Le cdH va opter pour l’opposition: quelles conséquences?

Le cdH va opter pour l’opposition: quelles conséquences?

C’était dans l’air, c’est maintenant acté. Les humanistes vont faire une cure d’opposition pour les cinq prochaines années. C’est ce qui a été décidé ce mercredi matin lors d’un bureau politique du parti. Les libéraux devraient en profiter.

Le cdH ne rentrera pas dans une coalition, tant au niveau de la Région wallonne, que de la Fédération Wallonie-Bruxelles et du Fédéral. Après quelques tergiversations, les humanistes préfèrent prendre un peu de recul et disent avoir entendu le signal de l’électeur.

Le cdH ne participera donc à aucun gouvernement et fera une cure d’opposition. Le parti perd en effet des électeurs à chaque élection. Certains membres du cdH s’inquiétaient pour la survie à long terme du parti.
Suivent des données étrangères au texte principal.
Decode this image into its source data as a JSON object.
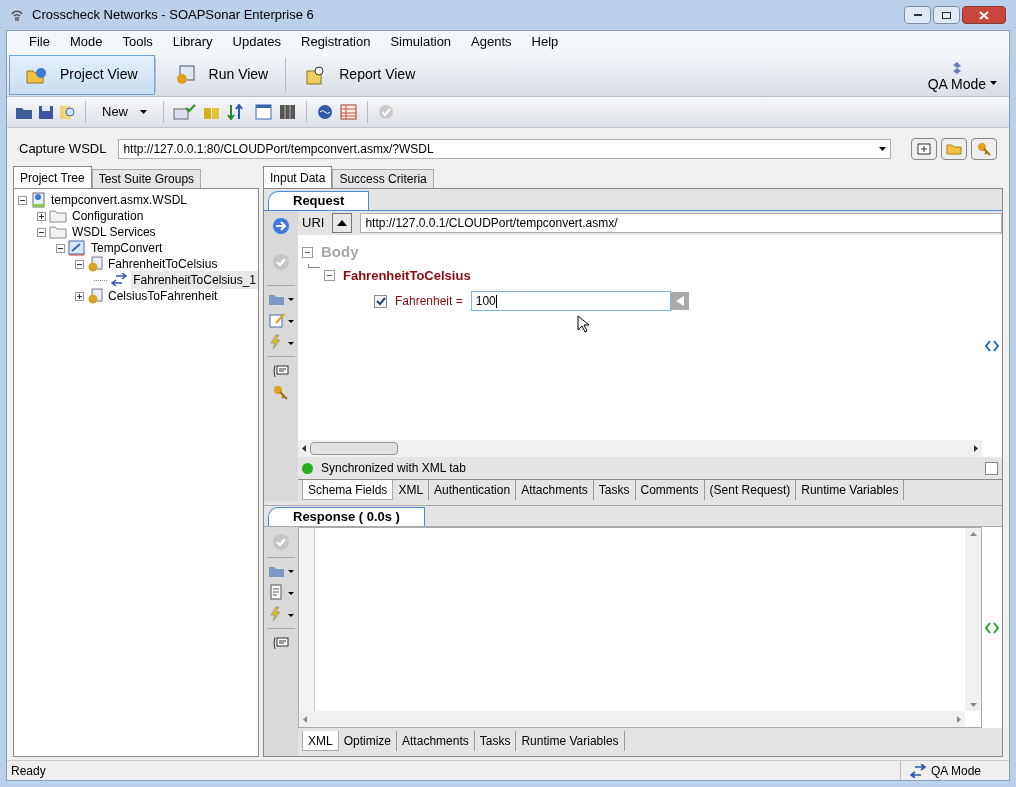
{
  "window": {
    "title": "Crosscheck Networks - SOAPSonar Enterprise 6"
  },
  "menu": [
    "File",
    "Mode",
    "Tools",
    "Library",
    "Updates",
    "Registration",
    "Simulation",
    "Agents",
    "Help"
  ],
  "view_tabs": [
    {
      "label": "Project View",
      "selected": true
    },
    {
      "label": "Run View",
      "selected": false
    },
    {
      "label": "Report View",
      "selected": false
    }
  ],
  "mode_button": "QA Mode",
  "toolbar": {
    "new_button": "New"
  },
  "capture": {
    "label": "Capture WSDL",
    "value": "http://127.0.0.1:80/CLOUDPort/tempconvert.asmx/?WSDL"
  },
  "left_tabs": [
    {
      "label": "Project Tree",
      "selected": true
    },
    {
      "label": "Test Suite Groups",
      "selected": false
    }
  ],
  "tree": [
    {
      "label": "tempconvert.asmx.WSDL",
      "kind": "wsdl",
      "expanded": true,
      "selected": false,
      "children": [
        {
          "label": "Configuration",
          "kind": "folder",
          "expanded": false,
          "selected": false
        },
        {
          "label": "WSDL Services",
          "kind": "folder",
          "expanded": true,
          "selected": false,
          "children": [
            {
              "label": "TempConvert",
              "kind": "service",
              "expanded": true,
              "selected": false,
              "children": [
                {
                  "label": "FahrenheitToCelsius",
                  "kind": "operation",
                  "expanded": true,
                  "selected": false,
                  "children": [
                    {
                      "label": "FahrenheitToCelsius_1",
                      "kind": "request",
                      "selected": true
                    }
                  ]
                },
                {
                  "label": "CelsiusToFahrenheit",
                  "kind": "operation",
                  "expanded": false,
                  "selected": false
                }
              ]
            }
          ]
        }
      ]
    }
  ],
  "right_tabs": [
    {
      "label": "Input Data",
      "selected": true
    },
    {
      "label": "Success Criteria",
      "selected": false
    }
  ],
  "request": {
    "tab": "Request",
    "uri_label": "URI",
    "uri": "http://127.0.0.1/CLOUDPort/tempconvert.asmx/",
    "body_label": "Body",
    "operation": "FahrenheitToCelsius",
    "field": {
      "label": "Fahrenheit =",
      "checked": true,
      "value": "100"
    },
    "sync_status": "Synchronized with XML tab",
    "sync_checkbox": {
      "checked": false
    },
    "tabs": [
      {
        "label": "Schema Fields",
        "selected": true
      },
      {
        "label": "XML",
        "selected": false
      },
      {
        "label": "Authentication",
        "selected": false
      },
      {
        "label": "Attachments",
        "selected": false
      },
      {
        "label": "Tasks",
        "selected": false
      },
      {
        "label": "Comments",
        "selected": false
      },
      {
        "label": "(Sent Request)",
        "selected": false
      },
      {
        "label": "Runtime Variables",
        "selected": false
      }
    ]
  },
  "response": {
    "tab": "Response ( 0.0s )",
    "tabs": [
      {
        "label": "XML",
        "selected": true
      },
      {
        "label": "Optimize",
        "selected": false
      },
      {
        "label": "Attachments",
        "selected": false
      },
      {
        "label": "Tasks",
        "selected": false
      },
      {
        "label": "Runtime Variables",
        "selected": false
      }
    ]
  },
  "status_bar": {
    "text": "Ready",
    "mode": "QA Mode"
  }
}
Les exemples français des Républicains et du Parti socialiste montrent qu’aucun parti n’est éternel.

D’autres pensent néanmoins qu’une cure d’opposition, en tant que parti centriste, est encore pire en termes de visibilité. Les humanistes vont-ils pouvoir se faire entendre avec, sans doute, la gauche radicale à leurs côtés?
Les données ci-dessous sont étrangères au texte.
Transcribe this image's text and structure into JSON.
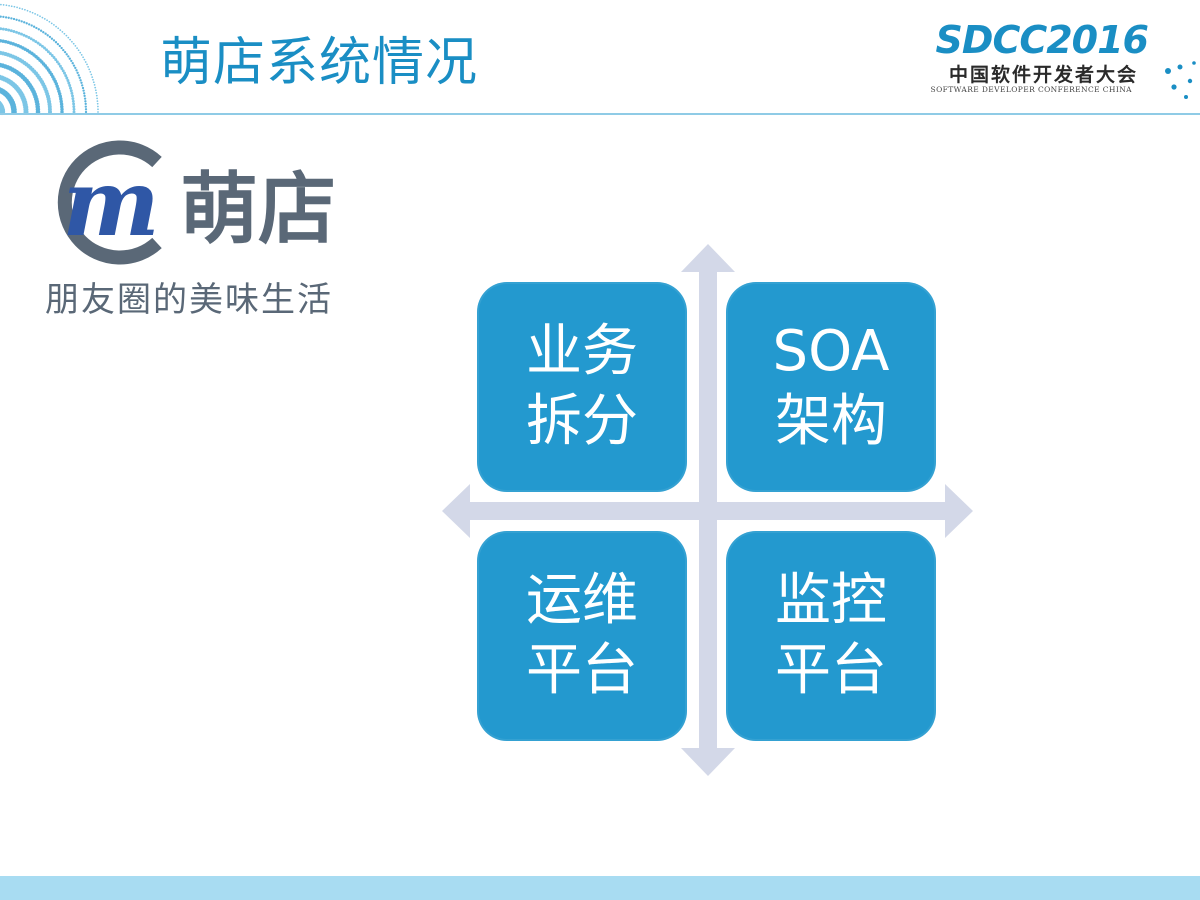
{
  "header": {
    "title": "萌店系统情况",
    "conference": {
      "name": "SDCC2016",
      "chinese_name": "中国软件开发者大会",
      "english_name": "SOFTWARE DEVELOPER CONFERENCE CHINA"
    }
  },
  "brand": {
    "logo_letter": "m",
    "name": "萌店",
    "tagline": "朋友圈的美味生活"
  },
  "diagram": {
    "tiles": [
      {
        "line1": "业务",
        "line2": "拆分"
      },
      {
        "line1": "SOA",
        "line2": "架构"
      },
      {
        "line1": "运维",
        "line2": "平台"
      },
      {
        "line1": "监控",
        "line2": "平台"
      }
    ]
  },
  "colors": {
    "accent": "#1a8ec4",
    "tile": "#2399cf",
    "arrow": "#d3d8e8",
    "brand_gray": "#5a6877",
    "footer": "#a8dcf2"
  }
}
Voilà un souci qui concerne principalement Maxime Prévot et ses troupes. Pour le reste, ce choix de l’opposition a des conséquences énormes sur les prochaines coalitions gouvernementales et redonne sans doute de l’espoir à certains.

Région wallonne

Alors que tout portait à croire qu’on filerait rapidement vers une coalition PS/Ecolo/cdH, on a senti assez rapidement que ce ne serait pas aussi simple. Certains pontes du cdH sont montés au front pour défendre la cure d’opposition. Maxime Prévot a d’abord tempéré avant de finalement accepter leur demande.
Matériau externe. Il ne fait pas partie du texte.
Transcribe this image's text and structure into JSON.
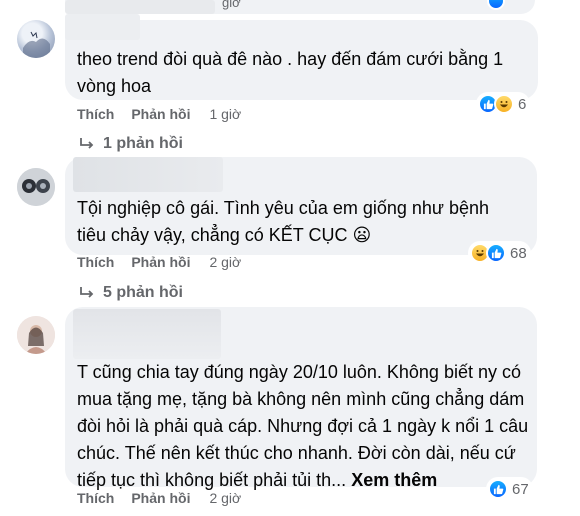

Conséquence, en cas de tripartite, il faut… un troisième partenaire. Le PTB? Raoul Hedebouw et Peter Mertens se sentent en position de force. La donne n’est pas la même qu’au communal. Le PTB se sent capable de jouer un rôle au sud du pays, mais adopte une ligne assez contraignante en ne voulant faire aucune “compromission” sur son programme.

Raoul Hedebouw semble encore en campagne. Et le PS n’a pas grand-chose à gagner à s’allier avec un parti qui lui pique des électeurs. Un parallèle que l’on peut également faire avec la N-VA vis-à-vis du Vlaams Belang. Comme l’a répété Elio Di Rupo au JT de la RTBF, le président des socialistes veut un “gouvernement le plus progressiste possible” et pas le plus à gauche possible.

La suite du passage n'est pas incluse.